L’époque fatale où ma femme devait ressentir une nouvelle crise approchait; bientôt elle allait éprouver une attaque de la terrible maladie causée par la révolte de Novalès.
J’avais espéré que l’air de la campagne, les bains, les distractions de tout genre guériraient ma pauvre malade; mon espoir fut déçu, et, comme le mois précédent, j’eus la douleur d’assister à toute une période de souffrances physiques et morales.
Je fus désespéré: je ne savais plus quel parti prendre; je me décidai cependant à rester à Tierra-Alta. Là, ma chère compagne était heureuse les jours où sa santé lui revenait; les autres jours, je ne la quittais pas, essayant de combattre la fatale maladie par tout ce que l’art et l’imagination peuvent inventer.
Enfin, à force de soins et de tentatives, mes efforts furent couronnés d’un plein succès, et, à l’époque où le mal devait revenir, j’eus le bonheur de ne pas le voir paraître et la certitude d’une guérison définitive.
Dès lors j’éprouvai toute la joie que l’on ressent après avoir longtemps craint de perdre une personne tendrement aimée, quand on la voit revenir à la vie, et je me livrai sans crainte aux plaisirs multipliés qu’offrait Tierra-Alta.
J’aimais la chasse, et j’allais fort souvent dans les montagnes de Marigondon, chez mon ami l’Indien.
Nous poursuivions ensemble le cerf et les divers oiseaux qui abondent dans ce pays, à tel point que l’on a à choisir entre quinze à vingt espèces de colombes, de poules et de canards sauvages, et qu’il m’est arrivé souvent d’en abattre cinq ou six d’un seul coup.
La chasse aux poules sauvages, espèce de faisans, m’amusait beaucoup.

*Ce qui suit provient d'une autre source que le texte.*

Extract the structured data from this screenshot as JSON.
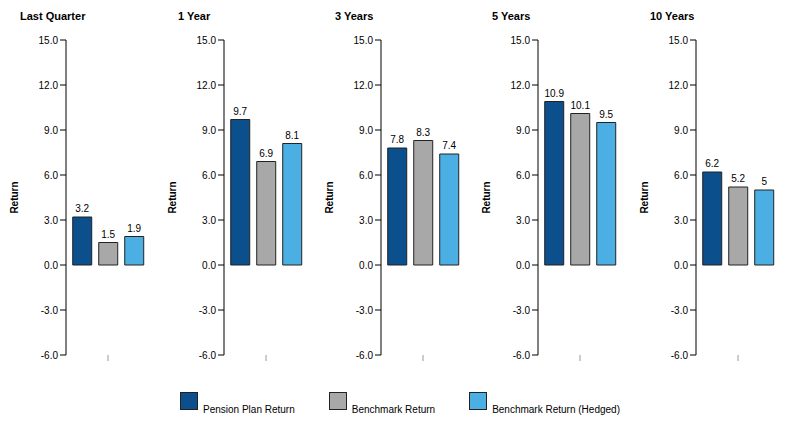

Nous chassions dans de grandes plaines parsemées de petits bois, avec de bons et beaux chevaux dressés exprès; les chiens faisaient partir le gibier, nous étions armés de fouets, et nous tâchions de l’abattre d’un seul coup, ce qui n’était pas aussi difficile que l’on pourrait le croire.
Lorsqu’une compagnie de poules épouvantées partait d’un petit massif, nous mettions nos chevaux au galop, et c’était une véritable course au clocher que les gentlemen-riders eussent bien désiré faire.